- From: Andy Seaborne <andy@apache.org>
- Date: Fri, 19 Feb 2021 14:16:40 +0000
- To: public-rdf-star@w3.org
It does not have to be as either/or.
An application/sub-system can mask nested embedded triples from a
general parser.
Current use cases are not defining the limit of uses in the future.
"largely unnecessary" is to me a reason to include them, because we
don't know the future use cases and patterns - as per Olaf's example.
Andy
On 18/02/2021 22:10, Holger Knublauch wrote:
> My input:
>
> I think nested triples should not be allowed. They are largely
> unnecessary, will cause extra work and put limitations on the design
> choices.
>
> As an implementer I can say that we don't support nested triples and do
> not want to (have to) support them.
>
> Even in the case that RDF-star introduces a new term type, it would be
> easy to exclude certain combinations, such as that triple terms cannot
> be subject, predicate or object of another triple term. Similar
> restrictions (thankfully) already exist in normal, non-generalized RDF.
> Such restrictions mean that algorithms that actually use/display/consume
> RDF have fewer cases to cover, and this will help the adoption of
> RDF-star in industry.
>
> There are in my experience significant downstream costs to users even if
> it sounds nice, consistent and symmetric from a spec point of view and
> for those who write low-level algorithms, parsers etc.
>
> Holger
>
>
> On 2021-02-19 12:02 am, Antoine Zimmermann wrote:
>> The RDF-star syntax allows for arbitrary nesting of triples like so:
>>
>> << :s :p << << :a :b :c >> :y :z >> a :nesting .
>>
>> Why is it so, why is it useful/needed?
>> There are no examples of nested triples. There are no justifications
>> in the spec for allowing this. As far as I know, there are no examples
>> in the past documents that defined RDF*. I did not see any use cases
>> discussed for them.
>>
>> However, I have seen discussions that may serve as counter arguments:
>> when asked why embedded triples are limited to single triples rather
>> than sets of triples, it has been answered that RDF* is used to model
>> property-graph-like annotations that only concern one edge at a time.

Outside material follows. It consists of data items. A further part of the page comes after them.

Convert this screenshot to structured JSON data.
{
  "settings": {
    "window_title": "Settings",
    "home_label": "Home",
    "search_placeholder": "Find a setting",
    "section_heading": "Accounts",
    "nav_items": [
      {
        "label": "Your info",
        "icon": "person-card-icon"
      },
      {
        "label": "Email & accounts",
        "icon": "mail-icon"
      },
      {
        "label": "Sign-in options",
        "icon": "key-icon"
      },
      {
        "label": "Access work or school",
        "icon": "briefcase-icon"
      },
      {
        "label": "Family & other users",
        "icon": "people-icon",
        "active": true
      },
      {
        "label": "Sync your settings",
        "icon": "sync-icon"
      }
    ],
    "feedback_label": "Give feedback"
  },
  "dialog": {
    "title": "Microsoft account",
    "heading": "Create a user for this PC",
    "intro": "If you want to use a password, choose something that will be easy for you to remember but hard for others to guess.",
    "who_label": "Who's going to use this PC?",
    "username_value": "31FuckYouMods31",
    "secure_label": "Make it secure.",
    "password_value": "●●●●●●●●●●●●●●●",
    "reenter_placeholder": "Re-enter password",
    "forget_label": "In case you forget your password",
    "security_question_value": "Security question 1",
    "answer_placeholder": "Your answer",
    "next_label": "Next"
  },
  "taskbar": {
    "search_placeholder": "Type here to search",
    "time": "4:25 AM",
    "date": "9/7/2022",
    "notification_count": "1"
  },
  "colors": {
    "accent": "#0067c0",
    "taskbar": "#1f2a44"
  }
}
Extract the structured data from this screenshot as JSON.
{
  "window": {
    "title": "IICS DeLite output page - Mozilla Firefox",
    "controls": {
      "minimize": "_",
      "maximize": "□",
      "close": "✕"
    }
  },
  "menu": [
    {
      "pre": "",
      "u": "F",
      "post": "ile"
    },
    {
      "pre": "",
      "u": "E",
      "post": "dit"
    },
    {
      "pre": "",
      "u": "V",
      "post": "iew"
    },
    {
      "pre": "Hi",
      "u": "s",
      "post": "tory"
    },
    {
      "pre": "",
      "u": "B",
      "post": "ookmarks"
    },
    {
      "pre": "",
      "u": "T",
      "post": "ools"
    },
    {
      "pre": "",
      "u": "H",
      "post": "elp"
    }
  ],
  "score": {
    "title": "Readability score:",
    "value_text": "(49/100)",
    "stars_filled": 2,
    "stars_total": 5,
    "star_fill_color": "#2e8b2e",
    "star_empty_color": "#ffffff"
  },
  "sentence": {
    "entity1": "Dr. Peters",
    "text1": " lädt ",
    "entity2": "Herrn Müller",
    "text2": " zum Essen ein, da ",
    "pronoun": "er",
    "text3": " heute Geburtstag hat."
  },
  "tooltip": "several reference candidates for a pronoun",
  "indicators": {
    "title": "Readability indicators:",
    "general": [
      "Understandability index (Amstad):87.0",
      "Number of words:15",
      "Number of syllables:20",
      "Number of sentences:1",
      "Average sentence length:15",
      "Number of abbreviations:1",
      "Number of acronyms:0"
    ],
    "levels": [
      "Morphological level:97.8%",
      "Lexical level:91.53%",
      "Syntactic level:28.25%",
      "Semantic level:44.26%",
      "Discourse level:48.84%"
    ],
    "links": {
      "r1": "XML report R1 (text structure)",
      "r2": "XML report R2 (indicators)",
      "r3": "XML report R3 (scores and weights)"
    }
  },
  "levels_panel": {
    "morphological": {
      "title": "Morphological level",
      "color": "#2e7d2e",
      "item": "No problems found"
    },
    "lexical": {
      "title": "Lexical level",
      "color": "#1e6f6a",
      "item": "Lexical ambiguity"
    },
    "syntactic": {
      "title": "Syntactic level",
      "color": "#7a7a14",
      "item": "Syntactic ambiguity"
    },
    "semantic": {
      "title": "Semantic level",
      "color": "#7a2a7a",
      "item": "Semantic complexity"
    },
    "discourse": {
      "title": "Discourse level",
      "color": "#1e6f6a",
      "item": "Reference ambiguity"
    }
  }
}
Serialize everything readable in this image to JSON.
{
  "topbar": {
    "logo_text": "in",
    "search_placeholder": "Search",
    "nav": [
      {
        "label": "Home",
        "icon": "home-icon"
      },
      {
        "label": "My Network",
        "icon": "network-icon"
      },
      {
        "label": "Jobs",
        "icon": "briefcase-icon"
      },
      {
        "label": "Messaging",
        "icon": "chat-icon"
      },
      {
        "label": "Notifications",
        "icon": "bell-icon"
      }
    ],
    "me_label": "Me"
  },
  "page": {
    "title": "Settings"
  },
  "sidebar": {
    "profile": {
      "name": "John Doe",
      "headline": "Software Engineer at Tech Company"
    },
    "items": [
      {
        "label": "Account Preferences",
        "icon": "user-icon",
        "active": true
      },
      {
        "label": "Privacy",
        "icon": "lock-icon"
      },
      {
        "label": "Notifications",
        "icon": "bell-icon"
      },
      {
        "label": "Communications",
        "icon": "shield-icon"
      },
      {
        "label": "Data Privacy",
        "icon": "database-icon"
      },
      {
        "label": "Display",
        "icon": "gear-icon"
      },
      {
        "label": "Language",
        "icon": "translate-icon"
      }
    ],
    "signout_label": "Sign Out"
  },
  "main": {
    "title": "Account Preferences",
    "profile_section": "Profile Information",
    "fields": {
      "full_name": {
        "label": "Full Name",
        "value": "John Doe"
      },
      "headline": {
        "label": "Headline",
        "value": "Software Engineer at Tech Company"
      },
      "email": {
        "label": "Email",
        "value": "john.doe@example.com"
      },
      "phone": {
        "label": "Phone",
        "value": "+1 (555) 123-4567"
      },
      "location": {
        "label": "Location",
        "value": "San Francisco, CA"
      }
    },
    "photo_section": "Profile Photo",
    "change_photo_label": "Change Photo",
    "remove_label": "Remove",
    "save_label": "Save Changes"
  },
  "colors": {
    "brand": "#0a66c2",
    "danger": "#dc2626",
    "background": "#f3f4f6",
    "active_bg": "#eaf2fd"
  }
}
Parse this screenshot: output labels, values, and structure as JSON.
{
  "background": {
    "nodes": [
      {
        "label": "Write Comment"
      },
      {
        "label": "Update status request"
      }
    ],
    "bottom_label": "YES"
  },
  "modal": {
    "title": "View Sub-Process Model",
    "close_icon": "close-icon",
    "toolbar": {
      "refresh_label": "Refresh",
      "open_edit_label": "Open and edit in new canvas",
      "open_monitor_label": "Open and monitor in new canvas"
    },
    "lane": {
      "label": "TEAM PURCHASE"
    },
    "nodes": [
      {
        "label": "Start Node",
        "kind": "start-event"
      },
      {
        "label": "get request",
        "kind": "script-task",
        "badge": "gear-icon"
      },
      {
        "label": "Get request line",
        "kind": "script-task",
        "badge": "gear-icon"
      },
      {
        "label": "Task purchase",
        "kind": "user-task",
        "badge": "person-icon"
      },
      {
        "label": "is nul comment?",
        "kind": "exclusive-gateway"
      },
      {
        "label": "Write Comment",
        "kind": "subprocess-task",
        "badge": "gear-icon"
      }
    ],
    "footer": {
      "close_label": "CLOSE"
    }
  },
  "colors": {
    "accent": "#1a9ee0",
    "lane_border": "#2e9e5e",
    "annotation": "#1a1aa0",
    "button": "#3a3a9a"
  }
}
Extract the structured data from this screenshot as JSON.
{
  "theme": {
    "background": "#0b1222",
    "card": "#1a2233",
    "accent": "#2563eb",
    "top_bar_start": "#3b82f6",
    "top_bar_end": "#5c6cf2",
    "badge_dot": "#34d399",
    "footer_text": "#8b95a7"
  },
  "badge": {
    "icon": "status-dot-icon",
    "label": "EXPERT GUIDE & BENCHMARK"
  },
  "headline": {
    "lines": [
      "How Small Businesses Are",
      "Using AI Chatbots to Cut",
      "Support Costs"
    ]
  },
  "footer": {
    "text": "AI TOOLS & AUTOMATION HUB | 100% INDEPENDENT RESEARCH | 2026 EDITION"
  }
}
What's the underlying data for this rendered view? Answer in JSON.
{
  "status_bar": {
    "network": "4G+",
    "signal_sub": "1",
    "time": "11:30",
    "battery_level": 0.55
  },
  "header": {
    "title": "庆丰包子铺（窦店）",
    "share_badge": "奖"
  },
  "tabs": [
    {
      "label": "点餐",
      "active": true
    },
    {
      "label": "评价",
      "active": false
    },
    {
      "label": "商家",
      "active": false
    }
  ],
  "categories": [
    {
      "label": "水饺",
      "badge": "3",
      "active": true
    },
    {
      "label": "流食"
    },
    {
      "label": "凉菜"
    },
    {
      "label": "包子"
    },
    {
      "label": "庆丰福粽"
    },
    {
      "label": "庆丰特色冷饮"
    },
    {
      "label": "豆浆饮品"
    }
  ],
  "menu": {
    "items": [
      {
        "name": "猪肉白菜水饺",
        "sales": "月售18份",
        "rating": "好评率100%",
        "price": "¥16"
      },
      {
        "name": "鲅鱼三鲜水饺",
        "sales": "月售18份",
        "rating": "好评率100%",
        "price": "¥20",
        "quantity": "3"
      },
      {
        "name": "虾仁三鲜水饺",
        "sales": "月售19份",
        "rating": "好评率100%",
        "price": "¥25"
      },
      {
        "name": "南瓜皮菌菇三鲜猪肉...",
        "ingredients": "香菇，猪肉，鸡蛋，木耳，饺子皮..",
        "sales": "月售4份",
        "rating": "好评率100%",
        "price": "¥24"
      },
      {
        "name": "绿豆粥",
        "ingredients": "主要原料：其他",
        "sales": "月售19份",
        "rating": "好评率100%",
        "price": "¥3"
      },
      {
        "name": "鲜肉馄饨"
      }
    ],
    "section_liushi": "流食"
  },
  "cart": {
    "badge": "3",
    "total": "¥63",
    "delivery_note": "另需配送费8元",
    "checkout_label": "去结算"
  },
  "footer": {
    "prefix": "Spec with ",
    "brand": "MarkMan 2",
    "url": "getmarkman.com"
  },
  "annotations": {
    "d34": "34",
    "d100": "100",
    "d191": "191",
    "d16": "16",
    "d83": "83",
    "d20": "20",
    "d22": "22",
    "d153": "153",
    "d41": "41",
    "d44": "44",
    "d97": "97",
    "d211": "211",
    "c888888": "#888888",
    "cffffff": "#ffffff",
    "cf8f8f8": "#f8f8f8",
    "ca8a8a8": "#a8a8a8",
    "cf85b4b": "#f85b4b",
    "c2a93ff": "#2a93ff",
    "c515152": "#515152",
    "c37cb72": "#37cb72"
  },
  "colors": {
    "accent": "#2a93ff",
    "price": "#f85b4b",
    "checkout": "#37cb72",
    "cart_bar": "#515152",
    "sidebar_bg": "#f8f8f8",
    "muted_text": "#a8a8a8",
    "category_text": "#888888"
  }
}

>> In this case, nested triples should not be allowed, using the same
>> arguments (as far as I know, it is not possible to nest
>> edge-annotations in property graph systems).
>>
>> Nesting makes parsers more complicated, makes it more difficult to
>> define the semantics of the data model as well as of the query language.
>>
>> If some use cases justify nested triples, then why not use cases
>> justify embedded sets of triples?
>>
>>
>> Also, a question to implementers: do you support nested embedded triples?